The ultimate goal of the challenge is to support solutions towards the creation of 50 to 100 direct and indirect jobs. Selected young entrepreneurs will benefit from mentorship and coaching by Kabakoo mentors and coaches (Kabakoo network include Ebenge Usip (research engineer in artificial intelligence, France), Arsène Wabo (bioinformatics engineer, Germany), Nando Nkrumah (industrial designer, Ghana/Germany).

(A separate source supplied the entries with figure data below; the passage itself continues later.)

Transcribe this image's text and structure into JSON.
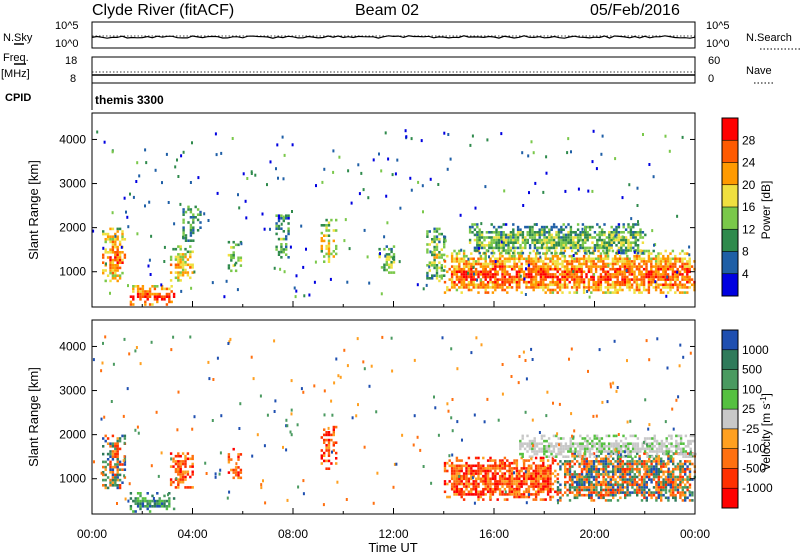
{
  "header": {
    "station": "Clyde River (fitACF)",
    "beam": "Beam 02",
    "date": "05/Feb/2016"
  },
  "strips": {
    "nsky_label": "N.Sky",
    "nsky_scale": [
      "10^5",
      "10^0"
    ],
    "nsearch_label": "N.Search",
    "nsearch_scale": [
      "10^5",
      "10^0"
    ],
    "freq_label": "Freq.",
    "freq_unit": "[MHz]",
    "freq_scale": [
      "18",
      "8"
    ],
    "nave_label": "Nave",
    "nave_scale": [
      "60",
      "0"
    ],
    "cpid_label": "CPID",
    "cpid_value": "themis 3300"
  },
  "chart_data": [
    {
      "type": "heatmap",
      "parameter": "power",
      "ylabel": "Slant Range [km]",
      "ylim": [
        200,
        4600
      ],
      "yticks": [
        "1000",
        "2000",
        "3000",
        "4000"
      ],
      "xlim": [
        0,
        24
      ],
      "colorbar_label": "Power [dB]",
      "colorbar_ticks": [
        "28",
        "24",
        "20",
        "16",
        "12",
        "8",
        "4"
      ],
      "colorbar_colors": [
        "#ff0000",
        "#ff5a00",
        "#ff9a00",
        "#f0e040",
        "#7ac84a",
        "#2f8a4c",
        "#1f5fa6",
        "#0000e0"
      ],
      "echo_regions": [
        {
          "t": [
            0.4,
            1.3
          ],
          "r": [
            800,
            2000
          ],
          "level": 0.8
        },
        {
          "t": [
            1.5,
            3.3
          ],
          "r": [
            250,
            700
          ],
          "level": 0.9
        },
        {
          "t": [
            3.1,
            4.0
          ],
          "r": [
            800,
            1600
          ],
          "level": 0.7
        },
        {
          "t": [
            3.6,
            4.3
          ],
          "r": [
            1700,
            2500
          ],
          "level": 0.4
        },
        {
          "t": [
            5.4,
            5.9
          ],
          "r": [
            1000,
            1700
          ],
          "level": 0.5
        },
        {
          "t": [
            7.3,
            7.8
          ],
          "r": [
            1300,
            2300
          ],
          "level": 0.4
        },
        {
          "t": [
            9.1,
            9.7
          ],
          "r": [
            1200,
            2200
          ],
          "level": 0.6
        },
        {
          "t": [
            11.4,
            12.0
          ],
          "r": [
            1000,
            1600
          ],
          "level": 0.5
        },
        {
          "t": [
            13.3,
            14.0
          ],
          "r": [
            800,
            2000
          ],
          "level": 0.5
        },
        {
          "t": [
            14.0,
            24.0
          ],
          "r": [
            500,
            1500
          ],
          "level": 0.85
        },
        {
          "t": [
            15.0,
            22.0
          ],
          "r": [
            1400,
            2100
          ],
          "level": 0.45
        }
      ]
    },
    {
      "type": "heatmap",
      "parameter": "velocity",
      "ylabel": "Slant Range [km]",
      "ylim": [
        200,
        4600
      ],
      "yticks": [
        "1000",
        "2000",
        "3000",
        "4000"
      ],
      "xlim": [
        0,
        24
      ],
      "xticks": [
        "00:00",
        "04:00",
        "08:00",
        "12:00",
        "16:00",
        "20:00",
        "00:00"
      ],
      "xlabel": "Time UT",
      "colorbar_label": "Velocity [m s",
      "colorbar_label_sup": "-1",
      "colorbar_label_end": "]",
      "colorbar_ticks": [
        "1000",
        "500",
        "100",
        "25",
        "-25",
        "-100",
        "-500",
        "-1000"
      ],
      "colorbar_colors": [
        "#1f4fb0",
        "#2f7a5a",
        "#4a9a60",
        "#55c040",
        "#c8c8c8",
        "#ffa020",
        "#ff7010",
        "#ff3000",
        "#ff0000"
      ],
      "echo_regions": [
        {
          "t": [
            0.4,
            1.3
          ],
          "r": [
            800,
            2000
          ],
          "v": "mixed"
        },
        {
          "t": [
            1.5,
            3.3
          ],
          "r": [
            250,
            700
          ],
          "v": "positive"
        },
        {
          "t": [
            3.1,
            4.0
          ],
          "r": [
            800,
            1600
          ],
          "v": "negative"
        },
        {
          "t": [
            5.4,
            5.9
          ],
          "r": [
            1000,
            1700
          ],
          "v": "negative"
        },
        {
          "t": [
            9.1,
            9.7
          ],
          "r": [
            1200,
            2200
          ],
          "v": "negative"
        },
        {
          "t": [
            14.0,
            18.5
          ],
          "r": [
            500,
            1500
          ],
          "v": "negative"
        },
        {
          "t": [
            18.5,
            24.0
          ],
          "r": [
            500,
            1600
          ],
          "v": "mixed"
        },
        {
          "t": [
            17.0,
            24.0
          ],
          "r": [
            1500,
            2000
          ],
          "v": "ground"
        }
      ]
    }
  ]
}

As an EJOM and Kabakoo learner, the selected candidates will have access not only to Kabakoo’s community of expertise but also to Kabakoo’s premises that provides state of art 3D printers, microcontrollers, internet connection, digital platforms for project implementation (Challenge Monitor) and skills development (Progress Manager and INCO Academy Learning Platform). Following the COVID-19 pandemic, RAYEE youth are encouraged to identify alternative business ventures already affected by COVID-19 so as to take full advantage of new business opportunities presented by the pandemic. For instance, youth SMEs that used to work in clothes tailoring have opted to diversify their operations into production of face masks as the market for clothes decline. In addition, youth providing motorcycle public transport services are advised to get organised and venture into home delivery of consumables and franchised commodities.
More broadly, the project is incorporating sessions on COVID-19 pandemic and its mitigation measures in training packages such as social distancing, providing Personal Protective Equipment (PPE) materials that include face masks, sanitizers, and washing facilities as essentials on all training sessions. Additionally, RAYEE advisors are already deployed in the four target regions of Oromia, Amhara, Tigray, and SNNPR. They continue to provide technical assistance to youth in these four regions. Youth on the other hand, are encouraged to share and cascade information on COVID-19 mitigation measures in their communities.